An adolescent male who consumes the average amount of SSBs per day (356 calories) would need to jog for an hour or walk for more than three hours to burn off these excess calories. Of course, millions of teens drink more than the average every day.
The study is published in the journal Pediatrics.
For the study, researchers compared data from two time periods, 1988-1994 and 1999-2004, the study showed that heavy consumption of sugary drinks is widespread amongst children. About 84 percent of teens drink SSBs on a typical day.
The study also showed that the number of SSB calories consumed by children ages two to five and six to 11 increased from the previous decade. In particular, the study shows that children ages six to 11 consumed 20 percent more calories from sugar-sweetened drinks in 1999-2004 compared with the 1988 to 1994 period. The study also noted a more rapid increase in SSB calorie consumption among Black and Mexican American youth.
“These findings highlight an alarming trend in sugary beverage consumption and should be a major concern for parents and policy-makers worried about the childhood obesity epidemic,” says Y. Claire Wang, MD lead author of the study. “Mounting evidence suggests that the excessive consumption of sugar-sweetened beverages not only contributes to obesity but also promotes energy imbalance, further supporting the potential benefit of limiting these drinks.”

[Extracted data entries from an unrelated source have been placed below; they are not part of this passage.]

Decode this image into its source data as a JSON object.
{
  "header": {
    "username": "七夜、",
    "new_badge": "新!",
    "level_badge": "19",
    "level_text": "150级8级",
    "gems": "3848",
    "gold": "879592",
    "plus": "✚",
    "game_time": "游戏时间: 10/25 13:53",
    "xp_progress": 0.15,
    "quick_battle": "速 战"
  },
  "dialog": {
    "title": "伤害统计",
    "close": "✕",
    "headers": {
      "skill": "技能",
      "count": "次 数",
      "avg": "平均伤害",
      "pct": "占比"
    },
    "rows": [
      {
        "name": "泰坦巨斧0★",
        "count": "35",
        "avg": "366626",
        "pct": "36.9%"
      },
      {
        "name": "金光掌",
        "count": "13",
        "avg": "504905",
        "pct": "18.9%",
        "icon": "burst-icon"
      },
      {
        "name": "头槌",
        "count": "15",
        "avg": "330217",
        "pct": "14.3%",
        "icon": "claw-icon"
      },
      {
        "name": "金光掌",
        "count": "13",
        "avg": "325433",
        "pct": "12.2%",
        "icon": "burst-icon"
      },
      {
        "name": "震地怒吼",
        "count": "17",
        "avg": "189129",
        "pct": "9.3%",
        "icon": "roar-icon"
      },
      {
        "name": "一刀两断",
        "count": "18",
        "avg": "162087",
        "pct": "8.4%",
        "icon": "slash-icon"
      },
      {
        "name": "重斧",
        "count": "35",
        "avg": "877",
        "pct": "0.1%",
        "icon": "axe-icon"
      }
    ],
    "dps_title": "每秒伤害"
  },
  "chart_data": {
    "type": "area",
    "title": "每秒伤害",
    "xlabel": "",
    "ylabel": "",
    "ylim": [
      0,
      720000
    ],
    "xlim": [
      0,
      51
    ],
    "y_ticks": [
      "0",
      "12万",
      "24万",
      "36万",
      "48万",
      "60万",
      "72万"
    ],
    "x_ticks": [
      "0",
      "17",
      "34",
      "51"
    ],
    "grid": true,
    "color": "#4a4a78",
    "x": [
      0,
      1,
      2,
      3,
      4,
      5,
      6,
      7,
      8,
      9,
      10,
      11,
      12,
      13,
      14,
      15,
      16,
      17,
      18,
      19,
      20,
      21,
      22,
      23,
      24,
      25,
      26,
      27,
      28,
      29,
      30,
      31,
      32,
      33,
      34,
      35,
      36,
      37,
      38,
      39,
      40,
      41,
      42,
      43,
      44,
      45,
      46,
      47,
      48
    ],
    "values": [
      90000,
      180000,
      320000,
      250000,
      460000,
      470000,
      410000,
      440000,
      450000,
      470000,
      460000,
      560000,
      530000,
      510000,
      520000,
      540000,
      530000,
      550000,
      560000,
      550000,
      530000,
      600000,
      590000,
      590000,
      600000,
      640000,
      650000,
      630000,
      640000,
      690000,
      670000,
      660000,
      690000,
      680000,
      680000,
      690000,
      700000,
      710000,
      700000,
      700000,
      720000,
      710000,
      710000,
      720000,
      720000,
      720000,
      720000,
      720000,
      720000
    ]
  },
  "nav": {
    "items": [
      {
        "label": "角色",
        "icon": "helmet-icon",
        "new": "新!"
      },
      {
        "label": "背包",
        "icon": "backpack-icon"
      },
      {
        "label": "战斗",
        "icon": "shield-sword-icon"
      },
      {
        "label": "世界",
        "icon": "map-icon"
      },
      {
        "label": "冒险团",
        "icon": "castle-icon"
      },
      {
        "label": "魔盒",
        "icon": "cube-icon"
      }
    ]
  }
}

Not surprisingly, the most common sugar-sweetened beverage was soda (55 percent of sugar-sweetened beverage calories), followed by a wide variety of fruit punches and fruit drinks. Together these accounted for 92 percent of sugar-sweetened beverages consumed by children and youth. The fastest growing category was sports drinks, increasing threefold among adolescents during the study period.
“Parents can be easily misled by the labels on fruit punch and sports drink bottles because they make these sugar-sweetened beverages seem essential for good health, when in fact they are nothing more than different forms of sugar water,” notes Steven Gortmaker, PhD, co-author on the study.